Taking Stock: Finding a winning junk bond

Dear Mr. Berko:
What do you think of an ETF called SPDR Barclays High Yield Capital Bond? My broker recommended that I buy 200 shares at $38 as a speculation for my growth and income securities account because it yields 12 percent. My brother likes the stock (he also is retired) and recommended that I purchase 400 shares and borrow 50 percent of the money from the broker at 5 percent interest. He said this way, I would get a 19 percent return. This sounds fantastic to me. I asked my broker, and he said, “It’s up to you.” Please tell me if this is a wise move and if this SPDR thing makes sense. If this margin concept makes sense, I could “margin” more of my portfolio and really increase my dividend income. What say you?
C.R., Akron, Ohio
Dear C.R.:
Most folks do not know that the SPDR or “spider” designation is an acronym for Standard & Poor’s Depositary Receipt. The alphabet soup of Wall Street acronyms can be intimidating to most civilians; however, a small dose of SPDR Barclays High Yield Capital Fund (JNK – $39) could be an attractive diversification asset for a conservative growth and income portfolio.

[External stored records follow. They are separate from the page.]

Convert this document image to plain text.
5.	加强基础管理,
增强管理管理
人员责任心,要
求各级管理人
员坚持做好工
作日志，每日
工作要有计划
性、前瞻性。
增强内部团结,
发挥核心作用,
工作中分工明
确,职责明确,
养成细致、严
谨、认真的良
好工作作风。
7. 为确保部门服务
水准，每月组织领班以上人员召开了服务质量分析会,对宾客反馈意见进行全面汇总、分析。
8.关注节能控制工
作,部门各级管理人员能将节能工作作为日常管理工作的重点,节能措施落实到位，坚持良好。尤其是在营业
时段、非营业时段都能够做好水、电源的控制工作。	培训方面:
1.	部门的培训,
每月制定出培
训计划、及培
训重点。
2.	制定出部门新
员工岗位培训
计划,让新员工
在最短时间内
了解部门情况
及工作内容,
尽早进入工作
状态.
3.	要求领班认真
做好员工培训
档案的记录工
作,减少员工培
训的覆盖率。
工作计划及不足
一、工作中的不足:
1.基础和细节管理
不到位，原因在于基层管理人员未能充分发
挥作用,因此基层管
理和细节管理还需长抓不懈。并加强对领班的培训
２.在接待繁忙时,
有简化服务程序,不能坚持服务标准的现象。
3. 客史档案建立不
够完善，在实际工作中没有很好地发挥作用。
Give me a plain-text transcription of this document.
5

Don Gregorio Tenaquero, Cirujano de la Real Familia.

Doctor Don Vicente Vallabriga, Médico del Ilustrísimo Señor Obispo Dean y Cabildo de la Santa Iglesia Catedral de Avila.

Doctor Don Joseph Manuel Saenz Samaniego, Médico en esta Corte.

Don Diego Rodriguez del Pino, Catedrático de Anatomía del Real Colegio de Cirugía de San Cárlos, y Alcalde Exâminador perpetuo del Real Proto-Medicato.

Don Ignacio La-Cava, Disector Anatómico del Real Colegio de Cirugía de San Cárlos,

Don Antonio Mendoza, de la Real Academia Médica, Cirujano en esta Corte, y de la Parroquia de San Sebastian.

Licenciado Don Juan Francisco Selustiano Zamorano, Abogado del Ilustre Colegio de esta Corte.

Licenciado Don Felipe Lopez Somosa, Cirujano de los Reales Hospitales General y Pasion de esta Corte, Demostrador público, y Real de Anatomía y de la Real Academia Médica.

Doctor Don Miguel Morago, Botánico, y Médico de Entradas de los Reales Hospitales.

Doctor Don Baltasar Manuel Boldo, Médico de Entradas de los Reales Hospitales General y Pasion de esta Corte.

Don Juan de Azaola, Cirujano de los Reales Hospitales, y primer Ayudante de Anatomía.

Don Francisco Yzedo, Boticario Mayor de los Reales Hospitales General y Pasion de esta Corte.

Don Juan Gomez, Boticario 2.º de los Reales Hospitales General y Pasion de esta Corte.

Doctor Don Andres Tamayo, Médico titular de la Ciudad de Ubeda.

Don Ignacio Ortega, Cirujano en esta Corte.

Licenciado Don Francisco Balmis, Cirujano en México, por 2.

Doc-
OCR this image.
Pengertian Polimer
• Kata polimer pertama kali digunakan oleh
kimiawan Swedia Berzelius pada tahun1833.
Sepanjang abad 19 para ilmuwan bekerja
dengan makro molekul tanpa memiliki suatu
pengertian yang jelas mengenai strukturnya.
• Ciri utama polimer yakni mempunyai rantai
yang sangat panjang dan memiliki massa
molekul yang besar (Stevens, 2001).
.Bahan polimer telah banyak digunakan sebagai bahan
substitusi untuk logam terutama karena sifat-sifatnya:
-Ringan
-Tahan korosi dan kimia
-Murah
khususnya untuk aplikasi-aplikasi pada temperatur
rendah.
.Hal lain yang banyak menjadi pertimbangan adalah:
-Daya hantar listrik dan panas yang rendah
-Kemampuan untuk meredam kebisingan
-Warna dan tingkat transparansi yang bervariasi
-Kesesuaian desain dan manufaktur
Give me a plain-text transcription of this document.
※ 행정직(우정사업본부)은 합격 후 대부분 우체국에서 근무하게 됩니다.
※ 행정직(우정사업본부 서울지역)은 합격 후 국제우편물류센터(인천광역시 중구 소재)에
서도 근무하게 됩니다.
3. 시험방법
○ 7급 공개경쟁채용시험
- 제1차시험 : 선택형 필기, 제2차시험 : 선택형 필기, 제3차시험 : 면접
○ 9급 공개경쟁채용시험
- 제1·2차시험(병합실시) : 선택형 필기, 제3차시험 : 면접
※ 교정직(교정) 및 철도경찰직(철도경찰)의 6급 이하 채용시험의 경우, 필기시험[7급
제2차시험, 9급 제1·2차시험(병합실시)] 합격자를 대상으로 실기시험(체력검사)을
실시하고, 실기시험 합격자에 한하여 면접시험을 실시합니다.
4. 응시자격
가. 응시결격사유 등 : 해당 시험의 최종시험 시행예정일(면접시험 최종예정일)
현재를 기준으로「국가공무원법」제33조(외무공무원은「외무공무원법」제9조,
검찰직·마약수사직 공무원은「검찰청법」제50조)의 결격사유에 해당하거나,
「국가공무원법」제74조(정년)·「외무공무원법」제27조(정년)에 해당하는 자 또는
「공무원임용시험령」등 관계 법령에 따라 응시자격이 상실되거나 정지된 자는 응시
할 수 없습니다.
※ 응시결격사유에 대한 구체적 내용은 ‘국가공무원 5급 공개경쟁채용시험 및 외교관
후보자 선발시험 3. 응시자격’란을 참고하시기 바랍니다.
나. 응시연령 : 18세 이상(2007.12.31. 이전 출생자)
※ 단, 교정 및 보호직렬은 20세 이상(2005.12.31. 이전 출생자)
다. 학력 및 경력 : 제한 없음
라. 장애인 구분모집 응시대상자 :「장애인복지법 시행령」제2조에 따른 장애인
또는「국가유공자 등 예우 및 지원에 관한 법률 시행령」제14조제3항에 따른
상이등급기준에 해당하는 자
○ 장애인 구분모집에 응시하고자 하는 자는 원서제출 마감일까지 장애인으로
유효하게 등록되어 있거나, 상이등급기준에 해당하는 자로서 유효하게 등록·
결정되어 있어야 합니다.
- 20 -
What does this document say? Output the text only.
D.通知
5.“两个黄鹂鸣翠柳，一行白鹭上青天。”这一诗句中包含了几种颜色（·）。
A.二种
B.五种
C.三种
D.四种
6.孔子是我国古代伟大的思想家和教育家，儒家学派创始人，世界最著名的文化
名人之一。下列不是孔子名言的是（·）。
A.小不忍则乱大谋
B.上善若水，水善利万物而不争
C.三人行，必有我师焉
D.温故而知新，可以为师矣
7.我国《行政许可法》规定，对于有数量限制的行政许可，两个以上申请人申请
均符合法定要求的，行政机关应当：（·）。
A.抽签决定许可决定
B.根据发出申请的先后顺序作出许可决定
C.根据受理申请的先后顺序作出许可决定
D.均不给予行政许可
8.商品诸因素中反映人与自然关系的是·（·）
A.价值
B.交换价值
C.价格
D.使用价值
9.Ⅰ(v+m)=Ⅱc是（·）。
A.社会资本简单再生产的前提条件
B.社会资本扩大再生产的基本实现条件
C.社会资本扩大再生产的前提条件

This is an ETF or Exchange Traded Fund in which 80 percent of its $4.6 billion bond portfolio is invested in junk securities that represent the High Yield Bench Mark Index, while the remaining 20 percent or $1 billion is invested in other high-yield issues. I like the junk bond market, which looks like it’s beginning to come back.

JNK was an Initial Offering Price in January 2008 at $45 per share and paid its first monthly dividend of 30 cents. The monthly dividend during 2008 ranged between a low of 30 cents per share and a high of 37 cents. The dividend varies each month because the lads who run JNK make frequent portfolio changes and don’t let grass grow between their toes. JNK’s trailing 12 months of dividends totaled $4.81 and produced a 12.6 percent current return. 

I commend your broker’s 200-share recommendation because I think JNK is a Jim Dandy way to anticipate in the very volatile junk bond market using “kiss of death” issues that most pros wouldn’t touch wearing a Hazmat suit. But the lads at JNK have their fingers on the pulse of issues like American International Group, Intelsat Bermuda, GMAC, Tax Resources, Wind Acquisition and other kinky names that might take your blood pressure to the “megasphere.” They seem to sense when the pulse of certain issues becomes dangerously weak and sell them from the portfolio. Anyhow, there’s nothing wrong with having an issue or two in the frying pan to give your portfolio some flavor.

But your brother’s advice to use the $7,600 you must pay for 200 shares and purchase another 200 shares on margin is dangerous. It doubles your danger but only increases your income (after paying $375 interest of 5 percent on your borrowed money of $7,600) to $1,453, which is a 19 percent return on a $7,600 cash investment. This maneuver is like going from a small frying pan into a big frying pan. 

And I’m disappointed that your broker did not forcefully put the kibosh on that scheme. The only folks I know who get 19 percent annual returns (or more) in this market are Goldman Sachs, Merrill Lynch, Bank of America, JPMorgan and the like. And they can get these returns because they control the market. And while your broker may borrow 50 percent to buy these assets, Goldman et al borrowed 98 percent, which caused the bond crash on Wall Street. Sometimes a little bit of greed can become a consuming addiction. Those who get the bug either fail, go broke or became enormously successful. And those who became enormously successful are either reviled by their friends or are in trouble with the law or both. 

Just buy 200 shares, don’t sign any margin papers to borrow money and tell your brother that I think he’s a blithering idiot.